Europe has been pretty innovative with new ideas on small dwellings for the homeless and smaller scale energy generating; I’d like to see some of those ideas tried here in the US. And I’m optimistic that if we can endorse the projects, whether its refitting with solar panels and small wind eggbeaters (vs. tearing up the deserts with giant turbine farms!), or re-purposing shipping containers for dwellings, the jobs will follow :-)

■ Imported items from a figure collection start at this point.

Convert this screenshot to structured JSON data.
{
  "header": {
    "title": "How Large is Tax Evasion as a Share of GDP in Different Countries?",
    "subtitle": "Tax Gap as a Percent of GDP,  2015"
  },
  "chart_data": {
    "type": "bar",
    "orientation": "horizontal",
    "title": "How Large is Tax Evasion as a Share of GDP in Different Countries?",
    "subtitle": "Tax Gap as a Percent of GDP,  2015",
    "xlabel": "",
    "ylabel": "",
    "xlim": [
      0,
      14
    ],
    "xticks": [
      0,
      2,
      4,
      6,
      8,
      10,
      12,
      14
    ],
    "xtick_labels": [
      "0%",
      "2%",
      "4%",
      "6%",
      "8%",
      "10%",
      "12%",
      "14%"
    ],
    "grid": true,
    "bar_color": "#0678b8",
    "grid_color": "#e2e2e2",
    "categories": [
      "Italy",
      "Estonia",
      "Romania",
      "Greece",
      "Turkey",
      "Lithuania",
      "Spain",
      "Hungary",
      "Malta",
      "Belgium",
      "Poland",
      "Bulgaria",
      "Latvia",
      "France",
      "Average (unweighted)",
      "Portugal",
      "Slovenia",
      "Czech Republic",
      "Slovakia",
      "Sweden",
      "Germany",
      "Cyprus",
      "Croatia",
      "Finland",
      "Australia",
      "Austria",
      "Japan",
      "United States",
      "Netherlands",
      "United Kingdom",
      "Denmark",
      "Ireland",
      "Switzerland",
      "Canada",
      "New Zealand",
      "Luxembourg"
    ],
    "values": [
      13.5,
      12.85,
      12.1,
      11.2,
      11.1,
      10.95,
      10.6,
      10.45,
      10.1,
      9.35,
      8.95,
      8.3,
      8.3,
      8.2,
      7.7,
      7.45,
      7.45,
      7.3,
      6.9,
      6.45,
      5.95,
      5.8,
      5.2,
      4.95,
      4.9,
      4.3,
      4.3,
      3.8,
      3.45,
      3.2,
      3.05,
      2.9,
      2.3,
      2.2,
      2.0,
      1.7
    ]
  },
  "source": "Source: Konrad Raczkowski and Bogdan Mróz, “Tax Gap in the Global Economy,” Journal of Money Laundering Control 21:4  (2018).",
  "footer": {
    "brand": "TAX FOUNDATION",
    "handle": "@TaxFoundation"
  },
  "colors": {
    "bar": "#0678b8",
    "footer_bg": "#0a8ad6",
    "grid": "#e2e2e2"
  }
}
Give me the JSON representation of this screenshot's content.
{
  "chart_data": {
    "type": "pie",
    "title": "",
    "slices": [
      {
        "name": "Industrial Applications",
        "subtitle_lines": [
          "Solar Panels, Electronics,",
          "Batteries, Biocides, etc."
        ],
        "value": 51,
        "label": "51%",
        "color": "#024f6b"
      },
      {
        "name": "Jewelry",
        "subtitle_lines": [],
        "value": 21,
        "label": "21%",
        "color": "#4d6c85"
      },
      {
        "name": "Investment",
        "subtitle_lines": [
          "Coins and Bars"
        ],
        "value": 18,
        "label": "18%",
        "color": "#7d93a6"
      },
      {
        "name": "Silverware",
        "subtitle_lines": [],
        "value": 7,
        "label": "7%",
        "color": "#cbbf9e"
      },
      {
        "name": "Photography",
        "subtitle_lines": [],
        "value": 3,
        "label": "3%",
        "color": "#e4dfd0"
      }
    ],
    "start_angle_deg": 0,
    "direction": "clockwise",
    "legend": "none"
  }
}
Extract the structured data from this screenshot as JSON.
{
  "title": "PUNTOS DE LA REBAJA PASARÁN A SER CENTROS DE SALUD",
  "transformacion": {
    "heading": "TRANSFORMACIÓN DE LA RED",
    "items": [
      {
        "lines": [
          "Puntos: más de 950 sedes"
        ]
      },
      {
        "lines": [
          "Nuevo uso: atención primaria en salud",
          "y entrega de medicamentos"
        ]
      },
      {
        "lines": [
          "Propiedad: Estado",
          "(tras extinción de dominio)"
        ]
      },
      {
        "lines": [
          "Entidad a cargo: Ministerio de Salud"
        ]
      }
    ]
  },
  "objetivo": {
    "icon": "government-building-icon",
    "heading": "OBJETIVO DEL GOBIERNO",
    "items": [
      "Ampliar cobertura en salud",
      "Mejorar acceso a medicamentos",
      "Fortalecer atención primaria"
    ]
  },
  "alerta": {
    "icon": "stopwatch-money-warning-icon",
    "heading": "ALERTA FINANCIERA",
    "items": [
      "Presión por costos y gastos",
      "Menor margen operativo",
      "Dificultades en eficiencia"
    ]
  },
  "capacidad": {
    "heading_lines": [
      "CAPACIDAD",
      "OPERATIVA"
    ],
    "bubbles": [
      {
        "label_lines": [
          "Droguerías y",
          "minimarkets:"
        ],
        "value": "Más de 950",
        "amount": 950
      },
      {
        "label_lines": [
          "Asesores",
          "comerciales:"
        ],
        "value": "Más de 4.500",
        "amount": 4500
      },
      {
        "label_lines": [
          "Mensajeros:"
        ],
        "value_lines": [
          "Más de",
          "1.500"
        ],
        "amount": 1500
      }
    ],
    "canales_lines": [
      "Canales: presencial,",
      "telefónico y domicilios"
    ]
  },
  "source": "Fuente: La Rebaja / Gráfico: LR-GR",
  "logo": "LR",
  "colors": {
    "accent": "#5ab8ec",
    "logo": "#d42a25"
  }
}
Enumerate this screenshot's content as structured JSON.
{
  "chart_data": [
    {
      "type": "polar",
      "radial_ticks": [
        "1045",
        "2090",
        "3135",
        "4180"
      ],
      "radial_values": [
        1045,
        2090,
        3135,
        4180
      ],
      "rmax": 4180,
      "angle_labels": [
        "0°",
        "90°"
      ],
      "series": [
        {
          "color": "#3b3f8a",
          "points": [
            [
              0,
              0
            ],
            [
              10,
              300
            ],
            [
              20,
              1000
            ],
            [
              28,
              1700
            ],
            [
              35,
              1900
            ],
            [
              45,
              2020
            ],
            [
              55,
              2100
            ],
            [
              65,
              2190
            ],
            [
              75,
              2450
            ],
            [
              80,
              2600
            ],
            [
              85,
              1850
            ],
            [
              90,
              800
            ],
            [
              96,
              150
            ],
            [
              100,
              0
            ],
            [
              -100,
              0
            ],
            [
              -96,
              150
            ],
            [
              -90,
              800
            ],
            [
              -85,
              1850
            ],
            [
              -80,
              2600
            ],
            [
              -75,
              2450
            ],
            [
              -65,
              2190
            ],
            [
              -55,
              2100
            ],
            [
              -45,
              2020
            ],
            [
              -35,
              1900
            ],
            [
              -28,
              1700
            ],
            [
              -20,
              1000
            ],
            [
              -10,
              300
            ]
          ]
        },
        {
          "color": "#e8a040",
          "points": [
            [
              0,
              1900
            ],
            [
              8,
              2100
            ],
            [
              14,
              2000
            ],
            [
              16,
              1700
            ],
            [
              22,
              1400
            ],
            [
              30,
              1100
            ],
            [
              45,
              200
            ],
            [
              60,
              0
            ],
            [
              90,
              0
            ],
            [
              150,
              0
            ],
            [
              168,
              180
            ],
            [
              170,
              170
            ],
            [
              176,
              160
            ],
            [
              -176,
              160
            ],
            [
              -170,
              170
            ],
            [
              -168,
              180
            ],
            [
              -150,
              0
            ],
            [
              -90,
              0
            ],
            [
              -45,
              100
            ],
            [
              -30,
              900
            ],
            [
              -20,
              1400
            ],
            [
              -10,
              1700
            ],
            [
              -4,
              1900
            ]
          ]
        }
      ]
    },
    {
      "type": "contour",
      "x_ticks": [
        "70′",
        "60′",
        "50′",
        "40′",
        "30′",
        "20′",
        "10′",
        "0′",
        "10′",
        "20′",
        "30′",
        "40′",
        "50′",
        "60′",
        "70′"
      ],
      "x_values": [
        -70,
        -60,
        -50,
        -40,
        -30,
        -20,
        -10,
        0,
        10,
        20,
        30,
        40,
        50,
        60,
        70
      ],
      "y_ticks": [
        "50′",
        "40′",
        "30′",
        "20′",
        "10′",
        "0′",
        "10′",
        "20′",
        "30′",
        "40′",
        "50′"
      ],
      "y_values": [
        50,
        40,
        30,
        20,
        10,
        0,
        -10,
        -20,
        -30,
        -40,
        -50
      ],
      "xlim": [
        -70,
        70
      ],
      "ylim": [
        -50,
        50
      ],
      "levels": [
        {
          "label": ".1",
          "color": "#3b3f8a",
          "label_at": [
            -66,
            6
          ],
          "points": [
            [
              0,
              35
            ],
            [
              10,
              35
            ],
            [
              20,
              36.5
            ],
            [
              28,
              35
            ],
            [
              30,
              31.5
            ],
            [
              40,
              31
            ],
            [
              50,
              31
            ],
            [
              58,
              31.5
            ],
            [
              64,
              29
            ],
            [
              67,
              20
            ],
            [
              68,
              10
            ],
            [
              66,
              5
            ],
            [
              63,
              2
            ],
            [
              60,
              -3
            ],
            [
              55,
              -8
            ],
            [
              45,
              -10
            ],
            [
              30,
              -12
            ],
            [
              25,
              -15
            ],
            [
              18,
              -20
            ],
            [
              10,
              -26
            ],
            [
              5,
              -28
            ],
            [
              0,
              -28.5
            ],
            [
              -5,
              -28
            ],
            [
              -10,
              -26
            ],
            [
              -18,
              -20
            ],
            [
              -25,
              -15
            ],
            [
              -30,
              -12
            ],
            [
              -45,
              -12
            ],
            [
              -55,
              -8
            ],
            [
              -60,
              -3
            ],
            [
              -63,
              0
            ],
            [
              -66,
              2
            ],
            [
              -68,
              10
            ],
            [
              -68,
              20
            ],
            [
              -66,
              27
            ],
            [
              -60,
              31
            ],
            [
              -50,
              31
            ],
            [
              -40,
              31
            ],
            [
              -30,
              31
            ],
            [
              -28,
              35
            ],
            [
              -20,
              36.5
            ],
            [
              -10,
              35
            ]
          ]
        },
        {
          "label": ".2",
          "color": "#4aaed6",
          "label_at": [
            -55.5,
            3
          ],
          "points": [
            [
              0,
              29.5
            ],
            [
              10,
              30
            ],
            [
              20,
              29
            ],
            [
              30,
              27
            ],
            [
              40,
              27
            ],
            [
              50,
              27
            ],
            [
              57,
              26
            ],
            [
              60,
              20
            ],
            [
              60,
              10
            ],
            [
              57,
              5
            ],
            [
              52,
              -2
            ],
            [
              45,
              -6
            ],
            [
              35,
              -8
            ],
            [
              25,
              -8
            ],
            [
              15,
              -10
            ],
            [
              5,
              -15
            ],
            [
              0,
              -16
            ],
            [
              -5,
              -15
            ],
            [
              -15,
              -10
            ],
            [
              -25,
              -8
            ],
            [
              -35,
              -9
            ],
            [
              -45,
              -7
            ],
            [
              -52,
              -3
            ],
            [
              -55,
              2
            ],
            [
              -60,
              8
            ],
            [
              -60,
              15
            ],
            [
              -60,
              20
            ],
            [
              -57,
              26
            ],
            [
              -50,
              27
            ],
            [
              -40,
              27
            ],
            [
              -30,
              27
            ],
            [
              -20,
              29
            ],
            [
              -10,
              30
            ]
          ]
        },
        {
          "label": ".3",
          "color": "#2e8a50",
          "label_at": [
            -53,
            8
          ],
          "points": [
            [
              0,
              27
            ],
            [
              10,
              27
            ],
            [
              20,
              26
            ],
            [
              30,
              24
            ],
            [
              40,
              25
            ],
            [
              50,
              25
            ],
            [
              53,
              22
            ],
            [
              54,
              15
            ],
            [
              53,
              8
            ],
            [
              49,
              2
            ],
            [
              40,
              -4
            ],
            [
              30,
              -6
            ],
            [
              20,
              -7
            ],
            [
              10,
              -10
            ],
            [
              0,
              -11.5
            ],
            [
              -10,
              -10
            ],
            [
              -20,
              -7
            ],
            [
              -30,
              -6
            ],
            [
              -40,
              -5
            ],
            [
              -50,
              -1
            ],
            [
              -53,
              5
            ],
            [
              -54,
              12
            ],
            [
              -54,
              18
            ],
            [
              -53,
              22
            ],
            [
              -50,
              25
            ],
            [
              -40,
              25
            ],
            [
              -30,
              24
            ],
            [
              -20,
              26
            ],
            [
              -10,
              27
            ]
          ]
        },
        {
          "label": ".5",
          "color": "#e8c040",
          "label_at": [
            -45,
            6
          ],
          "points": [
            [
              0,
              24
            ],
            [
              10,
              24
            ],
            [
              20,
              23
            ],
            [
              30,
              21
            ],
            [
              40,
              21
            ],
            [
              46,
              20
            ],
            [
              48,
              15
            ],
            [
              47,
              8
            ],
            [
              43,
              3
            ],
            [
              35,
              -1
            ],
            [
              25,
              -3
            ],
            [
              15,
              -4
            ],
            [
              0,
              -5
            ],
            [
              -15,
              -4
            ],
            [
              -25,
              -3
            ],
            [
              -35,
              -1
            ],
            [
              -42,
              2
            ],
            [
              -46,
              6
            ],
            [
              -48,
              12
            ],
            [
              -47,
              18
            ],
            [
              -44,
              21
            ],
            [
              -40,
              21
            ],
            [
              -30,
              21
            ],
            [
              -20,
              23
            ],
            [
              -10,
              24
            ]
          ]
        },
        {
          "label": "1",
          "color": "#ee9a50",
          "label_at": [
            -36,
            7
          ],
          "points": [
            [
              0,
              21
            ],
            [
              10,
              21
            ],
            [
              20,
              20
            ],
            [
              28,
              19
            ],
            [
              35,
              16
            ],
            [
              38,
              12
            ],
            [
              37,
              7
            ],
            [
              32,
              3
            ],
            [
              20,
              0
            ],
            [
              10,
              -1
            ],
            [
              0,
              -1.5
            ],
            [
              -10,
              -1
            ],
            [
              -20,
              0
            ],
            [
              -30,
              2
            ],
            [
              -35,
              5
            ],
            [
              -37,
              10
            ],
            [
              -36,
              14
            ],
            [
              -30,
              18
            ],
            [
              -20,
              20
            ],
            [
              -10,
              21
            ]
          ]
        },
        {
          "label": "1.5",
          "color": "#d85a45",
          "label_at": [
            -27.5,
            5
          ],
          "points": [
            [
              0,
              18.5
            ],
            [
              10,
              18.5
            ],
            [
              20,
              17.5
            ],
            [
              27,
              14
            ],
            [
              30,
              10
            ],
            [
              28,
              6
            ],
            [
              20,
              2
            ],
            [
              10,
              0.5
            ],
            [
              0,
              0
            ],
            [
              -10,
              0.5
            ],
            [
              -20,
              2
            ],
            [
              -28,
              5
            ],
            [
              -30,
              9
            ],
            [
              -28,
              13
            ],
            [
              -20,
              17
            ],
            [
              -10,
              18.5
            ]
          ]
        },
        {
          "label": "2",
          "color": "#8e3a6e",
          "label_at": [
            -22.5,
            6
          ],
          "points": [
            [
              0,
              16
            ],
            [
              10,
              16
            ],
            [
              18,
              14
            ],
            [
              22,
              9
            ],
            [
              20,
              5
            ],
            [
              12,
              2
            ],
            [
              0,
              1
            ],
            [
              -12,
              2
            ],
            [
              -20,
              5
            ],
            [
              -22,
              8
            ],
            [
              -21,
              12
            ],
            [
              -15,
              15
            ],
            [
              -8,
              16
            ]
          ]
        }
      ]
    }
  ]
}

Geoff Page April 15, 2019 at 2:28 pm

I don’t disagree with any of that, but just focusing on the original thought about construction jobs, tiny houses can easily be 3D printed and shipping containers are already built, they would only need a few modifications. For the housing and homeless problems, these are fine ideas. I think if we provided a person enough space to get in out of the elements and be able to sleep feeling secure, that would be a big lift. Add a bathroom and cooking facilities and it would be enough for anyone for a while at least. But, if the trends in AI continue, there will be a lot of former construction workers who will need these tiny houses. That was my original point. And, housing isn’t enough for a fuller life, people need to feel useful by working at something. Maybe the alternative energy work will help but it won’t be enough.


Gilbert E Field April 12, 2019 at 4:31 pm

Building small or tiny homes has always been relatively easy an cheap.

But where to put them with land in SD costing between $1 million an acre to infinity.

Solve the land issue and the house production is easy.

Until then, no progress.


Gary Huber April 14, 2019 at 1:33 pm

Yeah, I wonder about the concrete. How do you print rebar?


Geoff Page April 15, 2019 at 12:50 pm

Gary, they don’t need rebar, they are experimenting with all kinds of mixtures that contain fibers instead. And, these machines are incredible, they can print anything now, probably even a rebar made of materials other than steel.


Vern April 16, 2019 at 6:49 am

More people, more problems.
ZPG should be more seriously considered.